The Thai government said last week that it would seek Thaksin's extradition as soon as he set foot in Cambodia. But Cambodia has said it will reject any request to extradite Thaksin.

Thailand says a refusal would violate international agreements and lead to further diplomatic measures.

The feud over Thaksin had already prompted Thailand and Cambodia to recall their ambassadors from each other's capitals last Thursday. The Thai government also threatened to close their shared border.

The two countries have fought a series of deadly skirmishes over disputed land around a Cambodian 11th century temple on the frontier since it was granted UN World Heritage status in July 2008.

The timing of the row could cause embarrassment for Thailand as it prepares to chair a meeting in Singapore between US President Barack Obama and Southeast Asian leaders on Sunday.

Twice-elected Thaksin remains a huge threat to Thailand's government, coordinating mass protests from afar since it took power in December 2008.

Meanwhile, in an interview with British daily The Times published on Monday, Thaksin urged the reform of institutions around Thailand's revered monarchy.

He said that 81-year-old King Bhumibol Adulyadej, the world's longest reigning monarch, was above politics but that "circles" around the palace were interfering with the running of the country.

"That's the problem in Thailand.
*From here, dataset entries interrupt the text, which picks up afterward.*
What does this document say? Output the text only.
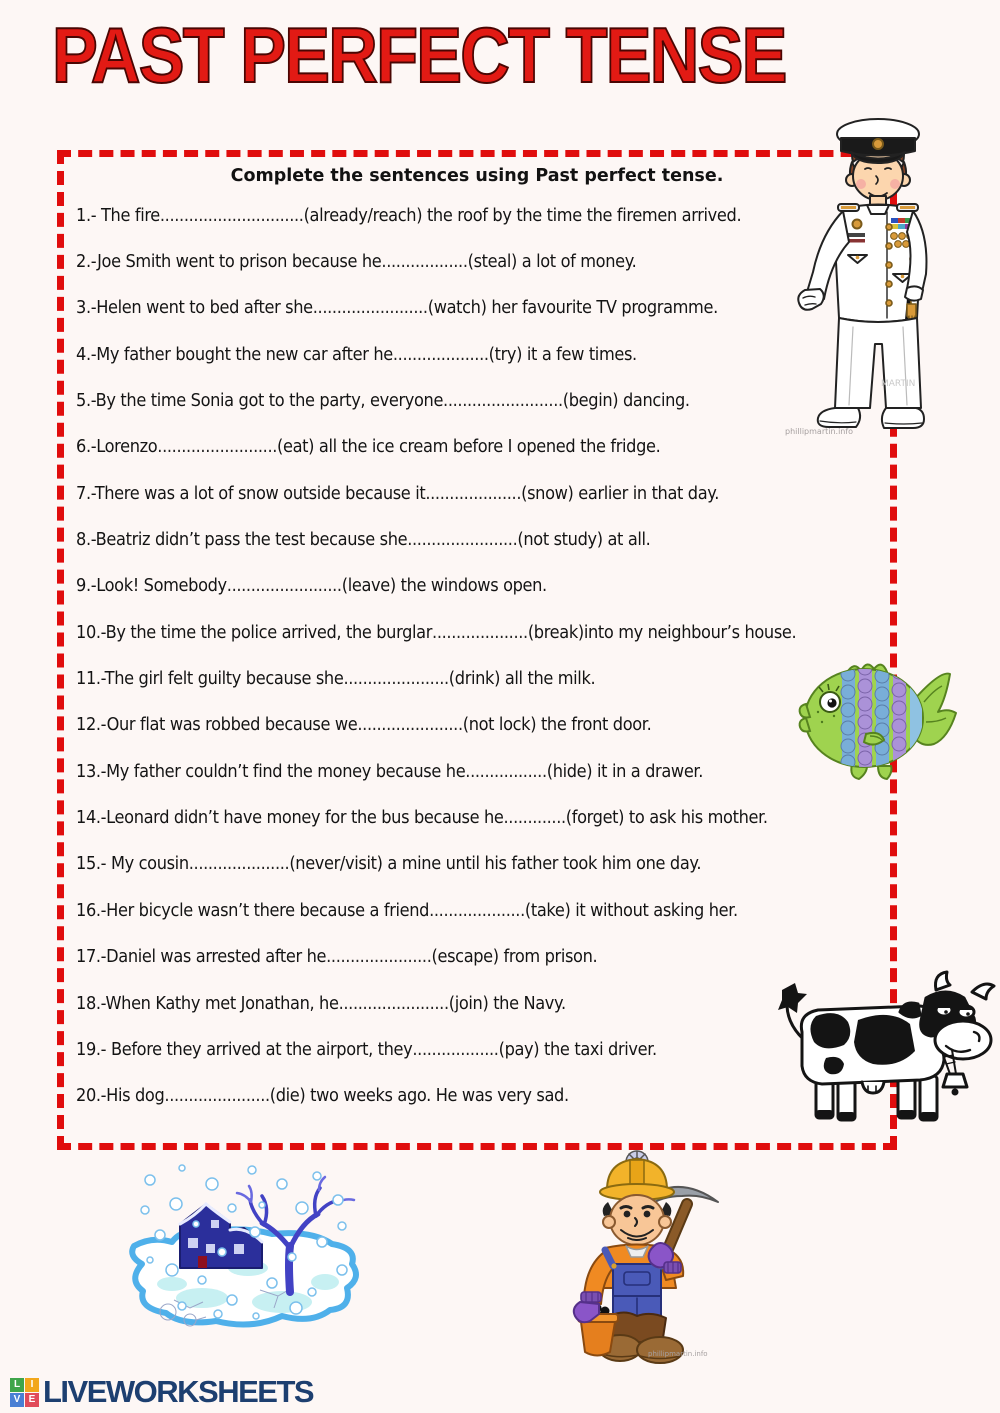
PAST PERFECT TENSE
Complete the sentences using Past perfect tense.
1.- The fire .............................. (already/reach) the roof by the time the firemen arrived.
2.-Joe Smith went to prison because he .................. (steal) a lot of money.
3.-Helen went to bed after she ........................ (watch) her favourite TV programme.
4.-My father bought the new car after he .................... (try) it a few times.
5.-By the time Sonia got to the party, everyone ......................... (begin) dancing.
6.-Lorenzo ......................... (eat) all the ice cream before I opened the fridge.
7.-There was a lot of snow outside because it .................... (snow) earlier in that day.
8.-Beatriz didn’t pass the test because she ....................... (not study) at all.
9.-Look! Somebody ........................ (leave) the windows open.
10.-By the time the police arrived, the burglar .................... (break)into my neighbour’s house.
11.-The girl felt guilty because she ...................... (drink) all the milk.
12.-Our flat was robbed because we ...................... (not lock) the front door.
13.-My father couldn’t find the money because he ................. (hide) it in a drawer.
14.-Leonard didn’t have money for the bus because he ............. (forget) to ask his mother.
15.- My cousin ..................... (never/visit) a mine until his father took him one day.
16.-Her bicycle wasn’t there because a friend .................... (take) it without asking her.
17.-Daniel was arrested after he ...................... (escape) from prison.
18.-When Kathy met Jonathan, he ....................... (join) the Navy.
19.- Before they arrived at the airport, they .................. (pay) the taxi driver.
20.-His dog ...................... (die) two weeks ago. He was very sad.
MARTIN
phillipmartin.info
phillipmartin.info
L	I
V E LIVEWORKSHEETS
The monarchy is not the problem. The monarchy is good for Thailand. Thailand needs to have a monarchy but it should not be abused or played by the palace circles," he was quoted as saying.

Asked if the "royal institution" needed reform, he said: "Yes, yes."

"I can assure you His Majesty is above (politics), but those in the circle have a network," he said.

"They want to get rid of me because they say I am trying to turn Thailand into a republic and topple the monarchy. That's not true. I have a very high respect for the monarchy and royal family."

Thaksin's supporters have targeted the house of the king's main adviser, former general Prem Tinsulanonda, during several protests this year and accused Prem of orchestrating the coup.

Thaksin's comments remain sensitive in a country where insulting or defaming the royal family is punishable by up to 15 years in jail.

Three people were arrested recently for spreading rumours about the health of the king, who has been in hospital for nearly two months with a lung infection and fever.